- Born: Barbara Kutner December 12, 1938 Brooklyn, NY
- Died: August 26, 2015 (aged 76)
- Occupations: Theatre director, actor
- Known for: The Open Theater, Medicine Show Theatre Ensemble

= Barbara Vann =

American theatre director and actor

Barbara Vann (December 12, 1938 - August 26, 2015) was an American theatre director and actor, best known for co-founding the Off-Off-Broadway company the Medicine Show Theater Ensemble, one of the longest continually running experimental theater companies in New York City. She was also a founding member of The Open Theater, an early, New York City-based experimental theater group.

==Biography==
Vann was born Barbara Kutner in 1938 in Brooklyn, and graduated from Mount Holyoke College in 1959.

==The Open Theater==

In 1962, Vann and about 20 other former students of acting teacher Nola Chilton, along with director Joseph Chaikin, founded The Open Theater, under Chaikin's direction.

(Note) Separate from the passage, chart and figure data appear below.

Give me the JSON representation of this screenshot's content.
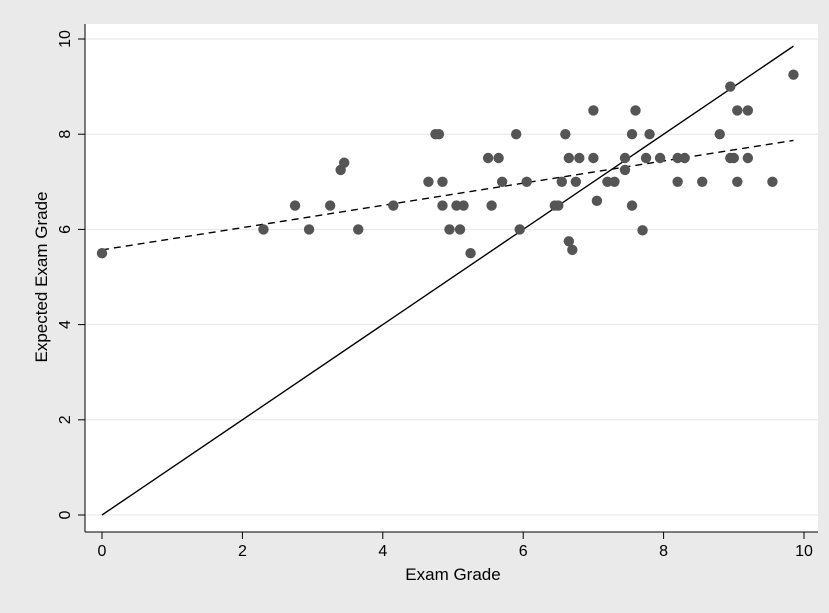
{
  "chart_data": {
    "type": "scatter",
    "title": "",
    "xlabel": "Exam Grade",
    "ylabel": "Expected Exam Grade",
    "xlim": [
      0,
      10
    ],
    "ylim": [
      0,
      10
    ],
    "x_ticks": [
      "0",
      "2",
      "4",
      "6",
      "8",
      "10"
    ],
    "y_ticks": [
      "0",
      "2",
      "4",
      "6",
      "8",
      "10"
    ],
    "grid": "horizontal",
    "legend": "none",
    "colors": {
      "background": "#eaeaea",
      "plot_background": "#ffffff",
      "marker": "#555555",
      "line": "#000000",
      "grid": "#e6e6e6"
    },
    "series": [
      {
        "type": "scatter",
        "points": [
          [
            0.0,
            5.5
          ],
          [
            2.3,
            6.0
          ],
          [
            2.75,
            6.5
          ],
          [
            2.95,
            6.0
          ],
          [
            3.25,
            6.5
          ],
          [
            3.4,
            7.25
          ],
          [
            3.45,
            7.4
          ],
          [
            3.65,
            6.0
          ],
          [
            4.15,
            6.5
          ],
          [
            4.65,
            7.0
          ],
          [
            4.75,
            8.0
          ],
          [
            4.8,
            8.0
          ],
          [
            4.85,
            7.0
          ],
          [
            4.85,
            6.5
          ],
          [
            4.95,
            6.0
          ],
          [
            5.05,
            6.5
          ],
          [
            5.1,
            6.0
          ],
          [
            5.15,
            6.5
          ],
          [
            5.25,
            5.5
          ],
          [
            5.5,
            7.5
          ],
          [
            5.55,
            6.5
          ],
          [
            5.65,
            7.5
          ],
          [
            5.7,
            7.0
          ],
          [
            5.9,
            8.0
          ],
          [
            5.95,
            6.0
          ],
          [
            6.05,
            7.0
          ],
          [
            6.45,
            6.5
          ],
          [
            6.5,
            6.5
          ],
          [
            6.55,
            7.0
          ],
          [
            6.6,
            8.0
          ],
          [
            6.65,
            7.5
          ],
          [
            6.65,
            5.75
          ],
          [
            6.7,
            5.57
          ],
          [
            6.75,
            7.0
          ],
          [
            6.8,
            7.5
          ],
          [
            7.0,
            8.5
          ],
          [
            7.0,
            7.5
          ],
          [
            7.05,
            6.6
          ],
          [
            7.2,
            7.0
          ],
          [
            7.3,
            7.0
          ],
          [
            7.45,
            7.5
          ],
          [
            7.45,
            7.25
          ],
          [
            7.55,
            8.0
          ],
          [
            7.55,
            6.5
          ],
          [
            7.6,
            8.5
          ],
          [
            7.7,
            5.98
          ],
          [
            7.75,
            7.5
          ],
          [
            7.8,
            8.0
          ],
          [
            7.95,
            7.5
          ],
          [
            8.2,
            7.5
          ],
          [
            8.2,
            7.0
          ],
          [
            8.3,
            7.5
          ],
          [
            8.55,
            7.0
          ],
          [
            8.8,
            8.0
          ],
          [
            8.95,
            9.0
          ],
          [
            8.95,
            7.5
          ],
          [
            9.0,
            7.5
          ],
          [
            9.05,
            8.5
          ],
          [
            9.05,
            7.0
          ],
          [
            9.2,
            8.5
          ],
          [
            9.2,
            7.5
          ],
          [
            9.55,
            7.0
          ],
          [
            9.85,
            9.25
          ]
        ]
      },
      {
        "type": "line",
        "style": "solid",
        "x": [
          0,
          9.85
        ],
        "y": [
          0,
          9.85
        ]
      },
      {
        "type": "line",
        "style": "dashed",
        "x": [
          0,
          9.85
        ],
        "y": [
          5.57,
          7.87
        ]
      }
    ]
  }
}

==The Medicine Show Theatre==
After The Open Theater dissolved in 1970, she founded The Medicine Show Theatre Ensemble with fellow Open Theater member, James Barbosa, who died in 2003. Vann led the Medicine Show Theatre Ensemble for 45 years until her death in August 2015.

At the Medicine Show Theatre, Vann directed Bound to Rise, based on Bound to Rise; or, Harry Walton's Motto (1873), the Horatio Alger story, which led to a 1985 Obie Award in direction. She also contributed reworkings of Alfred Jarry's Ubu plays; a stage adaption of James Joyce's Finnegans Wake; a translation of Jean Genet's The Balcony; and the original vaudeville piece, "Mr. Shakespeare and Mr. Porter", which incorporated Cole Porter songs into Shakespearean tragedies. She published a series of workshop videos demonstrating the experimental techniques developed for the Medicine Show Theatre Ensemble. Vann directed a 1991 production of E. E. Cummings' play Him starring John McIlveen, Cori Thomas, and Norton Banks.

==Film==
Vann, with Rao Rampilla, directed the live action short, Gandhi, Untouchables and Me, in 2015 and provided voice talent in the 2014 animated short, Privy.

==Teaching==
Vann taught at Smith College, Amherst College, Yale University and Colgate University. She also taught and led master classes at more than 80 universities in North America and on five European tours.

==Personal life==
Barbara Vann died on August 26, 2015. She was survived by her daughter, Regan and two grandchildren.

==Awards==
Barbara Vann was the recipient of the 1985 Obie Award for Direction, which she received for her work on the production, Bound to Rise, based on the Horatio Alger story, Bound to Rise; or, Harry Walton's Motto (1873).